Co zaś zrobić, gdy telefon jest zablokowany? Wówczas nie pozostaje nic innego jak przywrócenie go do ustawień fabrycznych. Urządzenia pracujące w systemie Android można uruchomić w trybie „recovery” poprzez wciśnięcie kombinacji klawiszy (o szczegóły – w zależności od modelu urządzenia – lepiej zapytać Google). Kiedy na ekranie pojawi się interfejs, wówczas powinieneś wybrać polecenie „wipe data”, które rozpocznie proces przywracania ustawień fabrycznych. Podobnie operacja przebiega w przypadku iPhone’a. Przełączasz telefon w tryb awaryjny, kasujesz dane, a kopię zapasową ściągasz z iCloud.
Wirus w telefonie – co dalej?
To jeszcze nie koniec walki z wirusem. Po jego usunięciu dobrze będzie zainstalować ponownie istotne apki. Na przykład te, dzięki którym masz dostęp do swoich pieniędzy. Ponowna autoryzacja aplikacji da pewność, że nie są to fałszywe pliki. Konieczna będzie również zmiana haseł w aplikacjach i serwisach dostępnych w telefonie. Tak na wszelki wypadek.

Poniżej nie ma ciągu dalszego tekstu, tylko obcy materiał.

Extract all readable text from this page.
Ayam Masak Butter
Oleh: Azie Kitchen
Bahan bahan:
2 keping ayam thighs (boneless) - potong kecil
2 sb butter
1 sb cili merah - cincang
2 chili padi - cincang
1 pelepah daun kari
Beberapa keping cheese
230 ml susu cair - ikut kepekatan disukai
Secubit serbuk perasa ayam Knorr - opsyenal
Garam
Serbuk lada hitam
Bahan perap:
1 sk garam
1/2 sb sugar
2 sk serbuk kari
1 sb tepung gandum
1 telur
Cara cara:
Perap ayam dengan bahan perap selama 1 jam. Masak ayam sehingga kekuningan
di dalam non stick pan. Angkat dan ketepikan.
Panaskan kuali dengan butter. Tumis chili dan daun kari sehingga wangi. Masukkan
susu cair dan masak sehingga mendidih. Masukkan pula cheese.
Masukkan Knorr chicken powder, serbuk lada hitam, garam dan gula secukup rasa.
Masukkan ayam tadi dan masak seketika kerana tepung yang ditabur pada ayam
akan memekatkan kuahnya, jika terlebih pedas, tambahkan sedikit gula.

Dobre rady na koniec to unikanie podejrzanych stron w sieci, ignorowanie takowych linków oraz nieotwieranie załączników ze źródeł, do których nie mamy pewności. No i może warto pomyśleć o inwestycji w porządnego antywirusa? Wprawdzie kosztuje parę złotych, ale przynajmniej będziesz spać spokojnie i śnić sny o potędze wikingów.